# lump charcoal BGE



## Fishermon (Oct 19, 2007)

what kind/brand of lump charcoal do you guys use on your BGE

Below link shows different brands....can you find any of these locally?

http://www.nakedwhiz.com/lumpindexpage.htm?bag


----------



## Tirrin (Feb 25, 2014)

I dont have a bge nor do I live in florida..but I do smoke and if you have it get Royal Oak Lump Charcoal...its available at walmart here and it works great

Sent from my SCH-I545 using Tapatalk


----------



## Hot Reels (Oct 3, 2007)

Broilmaster is my new favorite I like it better than dragon breath.


----------



## Big Perm (Aug 1, 2011)

Try hickory wood. You'll absolutely love it!!! You can get a nice sized bag at Academy.


----------



## Jason (Oct 2, 2007)

Royal Oak fer me! I use to use Dragon's Breath but don't get to Pcola as often as I use to.


----------



## 192 (Oct 1, 2007)

I have been using the Publix brand lump for about a year. It is good stuff.


----------



## hjorgan (Sep 30, 2007)

royal oak


----------



## beeritself (Nov 25, 2010)

Royal Oak in my offset


----------



## wld1985 (Oct 2, 2007)

Royal Oak, Seems to get Hott enuff and last alittle longer.. I've tried sams lump before and it was just way too big..


----------



## Fishermon (Oct 19, 2007)

Thank you all for the replies.


----------



## jep (Apr 8, 2013)

Royal Oak is the stuff Big Green Egg rebrands for their own, check out the naked whiz's site for a good review of all the different brands and tons of other good info.

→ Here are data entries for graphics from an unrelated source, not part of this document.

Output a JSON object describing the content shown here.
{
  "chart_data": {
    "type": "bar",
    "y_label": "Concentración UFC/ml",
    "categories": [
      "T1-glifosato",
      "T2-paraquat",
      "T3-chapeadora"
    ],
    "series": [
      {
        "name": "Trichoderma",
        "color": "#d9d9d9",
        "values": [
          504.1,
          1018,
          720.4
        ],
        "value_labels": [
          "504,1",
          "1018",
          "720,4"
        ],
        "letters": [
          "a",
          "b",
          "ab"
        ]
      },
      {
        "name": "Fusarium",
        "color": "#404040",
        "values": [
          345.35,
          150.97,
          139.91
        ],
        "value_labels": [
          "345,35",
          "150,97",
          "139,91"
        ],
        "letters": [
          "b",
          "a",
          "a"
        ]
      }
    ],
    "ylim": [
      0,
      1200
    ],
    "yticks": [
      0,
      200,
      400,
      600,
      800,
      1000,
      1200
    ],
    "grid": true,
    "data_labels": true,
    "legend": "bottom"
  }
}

http://www.nakedwhiz.com/ceramic.htm


----------



## WhyMe (Apr 21, 2013)

Royal oak for me as well.
WhyMe 
Mako My Dayo


----------



## boatnbob (May 31, 2009)

*Royal Oak for me as well, Sam's Choice sucks*

I had been using the RO for a few years. I tried Sam's choice a couple of times and the other poster was correct. It is large, but the worst is at the bottom 1/3. Dust and pieces to small to use. It is not worth buying. Perhaps others have had better luck, but for me, RO is my go to!

Cheers,

Bob


----------



## Jason (Oct 2, 2007)

This is an older thread, but I just ran into "ohhhhh crap I don't have much coal left"!!!! Sooooo I had a discount card fer ACE and I have seen lump coal there before so I went to get some.... The majority that they have is Cowboy Coal (mostly rock) which bites....But they had 1 older bag of Kamado Joe (22 lbs $20.00) and 1 bag of Grill Mark (18 lbs $10.00). The Grill Mark actually feels heavier and sounds like the pieces are decent size. The Kamado Joe is probably just like the BGE brand just in another package.


----------



## Tofnda (Aug 11, 2014)

walmart here and it works great


----------



## Jason (Oct 2, 2007)

Jason said:


> This is an older thread, but I just ran into "ohhhhh crap I don't have much coal left"!!!! Sooooo I had a discount card fer ACE and I have seen lump coal there before so I went to get some.... The majority that they have is Cowboy Coal (mostly rock) which bites....But they had 1 older bag of Kamado Joe (22 lbs $20.00) and 1 bag of Grill Mark (18 lbs $10.00). The Grill Mark actually feels heavier and sounds like the pieces are decent size. The Kamado Joe is probably just like the BGE brand just in another package.



Holy Cow is all I gotta say!!! I cooked 2 buts fer over 10 hours and used the mix of Kamado/Grill Mark and I was amazed to see how much coal was left! I didn't burn much coal at all!!! :notworthy::thumbup:


----------



## Paymaster (Jan 9, 2012)

I use BGE or Frontier in my Akorn. But I will use other lump brands when I find it on sale.


----------



## denrem (Jul 18, 2011)

I use Mesquite Lump Charcoal from Sam's Club - 20 lbs for less than $10.


----------